Statewave is built in the open. This guide explains how the community works — where to ask questions, where to propose changes, and how we balance an open project with a sustainable commercial path.
| Channel | What it's for |
|---|---|
| GitHub Discussions | Questions, ideas, RFCs, integrations, use cases, roadmap input, "show and tell" |
| GitHub Issues | Confirmed, reproducible bugs and concrete implementation tasks |
| Pull Requests | Code, docs, and config changes (see CONTRIBUTING.md) |
| security@statewave.ai | Security vulnerabilities — never post these publicly. See SECURITY.md |
| licensing@statewave.ai | Enterprise support contracts — SLA, indemnity, managed hosting, procurement (Apache-2.0 covers the code itself) |
Rule of thumb: if you can describe a clean reproduction or a concrete change, open an Issue or PR. Otherwise, start in Discussions.
The repo uses these Discussions categories:
- Announcements — releases, roadmap milestones, licensing updates (maintainer-posted)
- General — open questions, broad conversation
- Q&A — setup help, usage questions, troubleshooting, deployment help
- Show and Tell — agents, integrations, memory workflows, evals, benchmarks
- Ideas & Feature Requests — product/SDK/API ideas, integrations, admin UI improvements
- RFCs — design proposals for memory model, API shape, import/export, agent integrations, storage backends, security, architecture
- Integrations — LangChain, LlamaIndex, CrewAI, AutoGen, OpenAI Agents SDK, MCP, vector stores, Postgres/pgvector, LiteLLM, local models, deployment patterns
- Roadmap — prioritization input on what's next
- Research — long-term memory, temporal memory, agent state, retrieval, evals, memory quality, context engineering
- Support — practical help. Security vulnerabilities go to security@statewave.ai, not here
If a category isn't visible yet, the operator may not have created it — see discussions-setup.md.
A good question gets answered fast because it gives someone enough to act on. Include:
- What you're trying to do — the actual goal, not just the symptom
- What you tried — code or commands, not paraphrased
- What happened vs. what you expected
- Environment — Statewave version, install method, Python/Node version, database, model/provider, deployment style (local / self-hosted / cloud)
- Relevant logs — trimmed to the failure, with secrets redacted
The Q&A template walks through this.
RFCs are for design proposals significant enough to deserve community review before implementation. Use the RFC template. A strong RFC:
- States the problem before the solution
- Describes the proposed design in enough detail that someone else could critique it
- Lists alternatives considered and why they were rejected
- Names risks and tradeoffs honestly
- Ends with open questions the author wants feedback on
If you're not sure whether something needs an RFC, post in General first and ask.
We learn the most from real, specific use cases. Post in Show and Tell with:
- What you built
- What Statewave remembers (subjects, episode kinds, retrieval shape)
- Stack — agent framework, LLM provider, deployment
- Demo or screenshots
- What worked, what didn't, what was missing
This is also the best signal we have for prioritizing the roadmap.
- Be kind. Assume good faith. Critique ideas, not people.
- Search before posting — your question may already be answered.
- Stay on topic.
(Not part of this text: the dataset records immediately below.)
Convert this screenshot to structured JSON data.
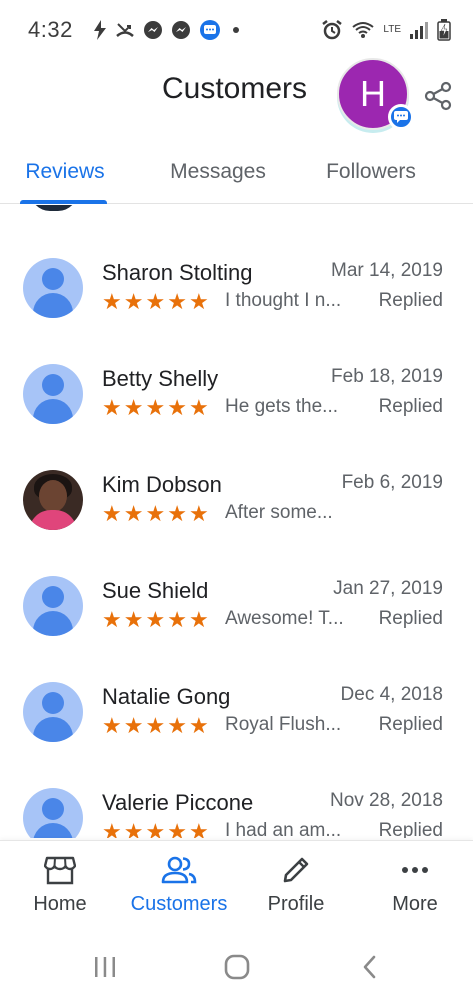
{
  "status_bar": {
    "time": "4:32",
    "network_label": "LTE"
  },
  "header": {
    "title": "Customers",
    "avatar_letter": "H",
    "avatar_color": "#9c27b0"
  },
  "tabs": [
    {
      "label": "Reviews",
      "active": true
    },
    {
      "label": "Messages",
      "active": false
    },
    {
      "label": "Followers",
      "active": false
    }
  ],
  "reviews": [
    {
      "name": "Sharon Stolting",
      "date": "Mar 14, 2019",
      "stars": 5,
      "snippet": "I thought I n...",
      "status": "Replied",
      "avatar": "placeholder"
    },
    {
      "name": "Betty Shelly",
      "date": "Feb 18, 2019",
      "stars": 5,
      "snippet": "He gets the...",
      "status": "Replied",
      "avatar": "placeholder"
    },
    {
      "name": "Kim Dobson",
      "date": "Feb 6, 2019",
      "stars": 5,
      "snippet": "After some...",
      "status": "",
      "avatar": "photo"
    },
    {
      "name": "Sue Shield",
      "date": "Jan 27, 2019",
      "stars": 5,
      "snippet": "Awesome! T...",
      "status": "Replied",
      "avatar": "placeholder"
    },
    {
      "name": "Natalie Gong",
      "date": "Dec 4, 2018",
      "stars": 5,
      "snippet": "Royal Flush...",
      "status": "Replied",
      "avatar": "placeholder"
    },
    {
      "name": "Valerie Piccone",
      "date": "Nov 28, 2018",
      "stars": 5,
      "snippet": "I had an am...",
      "status": "Replied",
      "avatar": "placeholder"
    }
  ],
  "bottom_nav": [
    {
      "label": "Home",
      "icon": "storefront-icon",
      "active": false
    },
    {
      "label": "Customers",
      "icon": "people-icon",
      "active": true
    },
    {
      "label": "Profile",
      "icon": "pencil-icon",
      "active": false
    },
    {
      "label": "More",
      "icon": "more-dots-icon",
      "active": false
    }
  ],
  "colors": {
    "accent": "#1a73e8",
    "star": "#e8710a",
    "avatar_placeholder_bg": "#a7c4f7",
    "avatar_placeholder_fg": "#4a86e8"
  }
}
Keep promotional content to Show and Tell and only when it's genuinely Statewave-related.
- Disagreement is welcome; personal attacks, harassment, and discrimination are not.
- A concrete use case
- Stack and environment
- What was tried
- Expected vs. actual behavior
- Why it matters
- Vague "does this work?" posts without context
- Security reports in public — email security@statewave.ai instead
- Spam and unrelated self-promotion
- Personal attacks
- Generic AI hype with no Statewave-specific substance
Maintainers may move, edit, lock, or delete posts that don't fit these guidelines.
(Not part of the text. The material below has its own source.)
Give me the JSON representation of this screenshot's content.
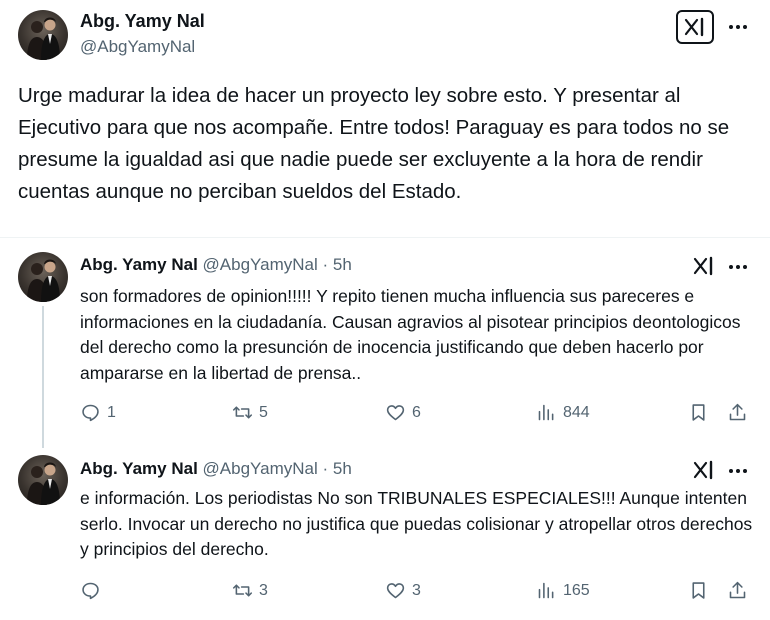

Statewave is positioned as a long-lived piece of infrastructure:
- Model-agnostic, durable memory and state outside the model — inspectable, portable, self-hostable, vendor-neutral, built for real agents and production systems.
- Licensed under Apache-2.0 — a permissive OSS license with an explicit patent grant. Use it freely in open-source, proprietary, SaaS, embedded, or hosted products. See LICENSING.md.
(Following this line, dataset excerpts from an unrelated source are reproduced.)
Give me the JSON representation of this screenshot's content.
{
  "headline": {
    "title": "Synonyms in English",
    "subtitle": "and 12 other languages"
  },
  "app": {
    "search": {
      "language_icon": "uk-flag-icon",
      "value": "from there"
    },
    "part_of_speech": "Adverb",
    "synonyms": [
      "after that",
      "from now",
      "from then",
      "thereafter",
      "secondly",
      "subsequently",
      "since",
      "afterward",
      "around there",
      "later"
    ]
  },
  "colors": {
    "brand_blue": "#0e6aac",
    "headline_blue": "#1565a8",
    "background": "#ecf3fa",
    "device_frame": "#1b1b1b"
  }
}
What this means in practice for community participation:
- Architecture, API design, integrations, and roadmap are discussed openly. Public RFCs and Discussions are the right venue.
- Bug reports, fixes, features, docs improvements — all welcome. Contributions are accepted under Apache-2.0 with a DCO sign-off — see CONTRIBUTING.md.
- Enterprise support contracts (SLA, indemnity, procurement) are handled privately at licensing@statewave.ai, not in public Discussions.
- General licensing questions are fine to discuss publicly; specific support-contract terms are not.
This guide is community guidance, not legal advice. For licensing questions specific to your situation, consult qualified counsel.